Many companies eventually reach a point where traditional governance bodies—shareholders’ meetings, statutory management, and formal boards—no longer provide sufficient strategic support.
To address this, organisations create non-statutory, flexible governing bodies such as ad-hoc boards, strategic committees,expert panels, and project-specific working groups.
These structures offer high-level expertise, reinforce strategic discipline, and support founders without undermining managerial authority.
1. How These Bodies Are Set Up
Although flexible, ad-hoc governance bodies must be created through a clear corporate process:
a) Formal Corporate Resolution (Acta / Minutes)
A shareholder or board resolution formally establishes the body, defining its nature, purpose, non-binding character, and approving its internal rules.
b) Internal Regulation / Rule Book
A concise document sets out purpose, scope, composition,mandates, competencies, operating rules, confidentiality and conflict-of-interest standards, and record-keeping obligations.
c) Individual Appointment Letters
Each member receives an appointment letter confirming the consultative role, independent-service status, duties, confidentiality rules, conflict-of-interest obligations, and remuneration terms.
d) Record-Keeping & Compliance File
The company maintains the founding resolution, regulations, signed appointment letters, agendas, reports, attendance records, and declared conflicts to ensure full compliance and audit readiness.
2. What Is an Ad-Hoc Board?
An ad-hoc board is a non-statutory, consultative body designed to provide structured external insight on strategy, performance, and long-term initiatives.
It does not hold decision-making or representation powers and cannot bind the company.
3. Why Companies Create These Bodies
- Expertise without full-time hires: Access to senior knowledge in key areas.
- Strategic discipline: Regular meetings force structured planning and review.
- Founder support: A sounding board for complex decisions.
- Investor confidence: Strengthened governance and due-diligence readiness.
4. Composition and Appointment
A typical ad-hoc board includes:
- A Chair/President, responsible for meetings and follow-up.
- Independent specialists, providing external insight.
- Observers, such as founders or executives, without membership duties.
Appointments are formalised through nomination contracts.
Terms often last 1 year for members and 3 years for the Chair,renewable unless terminated.
5. Core Competencies
Ad-hoc boards focus on strategic—not operational—matters:
- Reviewing annual and multi-year strategy.
- Analysing performance and expansion plans.
- Assessing major investments and risks.
- Advising on culture, leadership, and organisational design.
- Issuing non-binding recommendations.
6. Operating Model
Typical rhythms include:
- Monthly or quarterly sessions for updates and reviews.
- An annual strategy meeting to set next-year priorities.

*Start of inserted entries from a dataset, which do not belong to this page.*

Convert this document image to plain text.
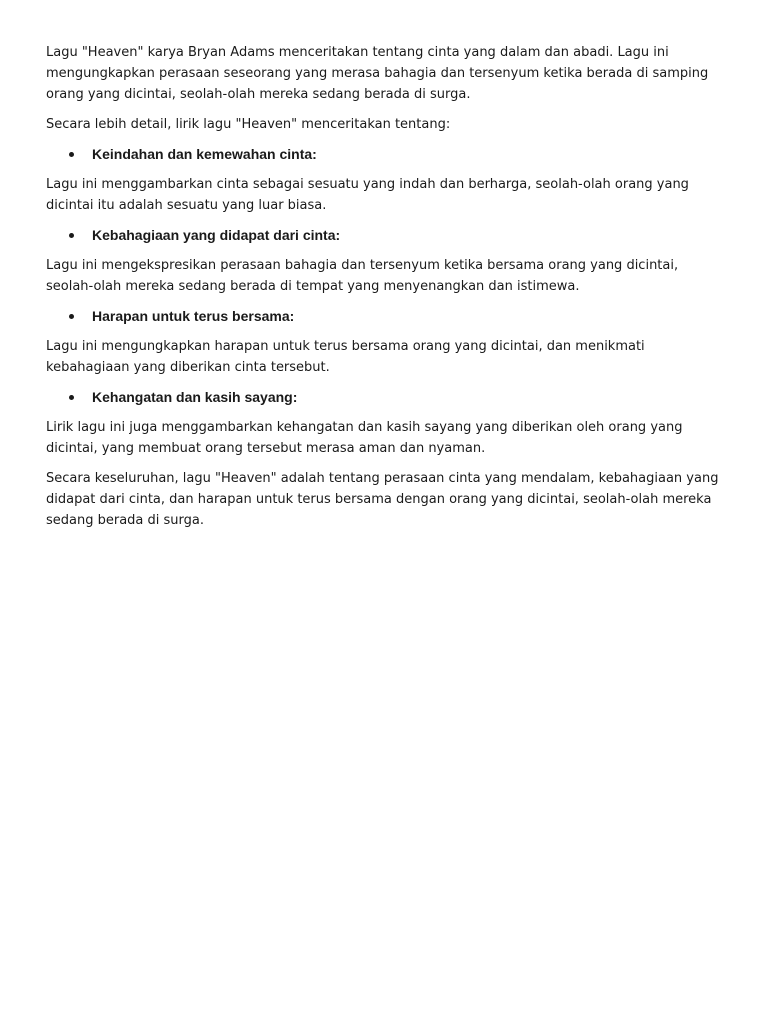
Lagu "Heaven" karya Bryan Adams menceritakan tentang cinta yang dalam dan abadi. Lagu ini mengungkapkan perasaan seseorang yang merasa bahagia dan tersenyum ketika berada di samping orang yang dicintai, seolah-olah mereka sedang berada di surga.

Secara lebih detail, lirik lagu "Heaven" menceritakan tentang:

Keindahan dan kemewahan cinta:

Lagu ini menggambarkan cinta sebagai sesuatu yang indah dan berharga, seolah-olah orang yang dicintai itu adalah sesuatu yang luar biasa.

Kebahagiaan yang didapat dari cinta:

Lagu ini mengekspresikan perasaan bahagia dan tersenyum ketika bersama orang yang dicintai, seolah-olah mereka sedang berada di tempat yang menyenangkan dan istimewa.

Harapan untuk terus bersama:

Lagu ini mengungkapkan harapan untuk terus bersama orang yang dicintai, dan menikmati kebahagiaan yang diberikan cinta tersebut.

Kehangatan dan kasih sayang:

Lirik lagu ini juga menggambarkan kehangatan dan kasih sayang yang diberikan oleh orang yang dicintai, yang membuat orang tersebut merasa aman dan nyaman.

Secara keseluruhan, lagu "Heaven" adalah tentang perasaan cinta yang mendalam, kebahagiaan yang didapat dari cinta, dan harapan untuk terus bersama dengan orang yang dicintai, seolah-olah mereka sedang berada di surga.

Meetings may be in-person or remote. The Chair prepares agendas and concise post-meeting summaries.
7. Remuneration Models
Most companies use a per-meeting fee, maintaining independence and avoiding employment-law risk.
Members invoice the company directly and handle their own tax and social security obligations. VAT treatment depends on their residency.
8. Duties of Members
Members must:
- Act independently and impartially.
- Prepare adequately.
- Maintain confidentiality.
- Declare conflicts in advance.
- Refrain from managerial, representational, or operational acts.
- Avoid acting as de facto directors.
Serious or repeated breaches allow immediate removal.
9. Beyond Ad-Hoc Boards: Other Structures
Companies often create additional bodies such as:
- Investment Committees
- Risk Committees
- Brand/Product Councils
- Market-Entry Panels
- Transformation Steering Groups
All share the same principles: specialised, non-binding,flexible, strategic.
10. Conclusion
Ad-hoc boards and other flexible governance bodies help companies scale responsibly, strengthen decision-making, and access specialised expertise—without modifying statutory governance or shifting managerial authority. They provide structure and oversight while keeping accountability firmly with management and shareholders.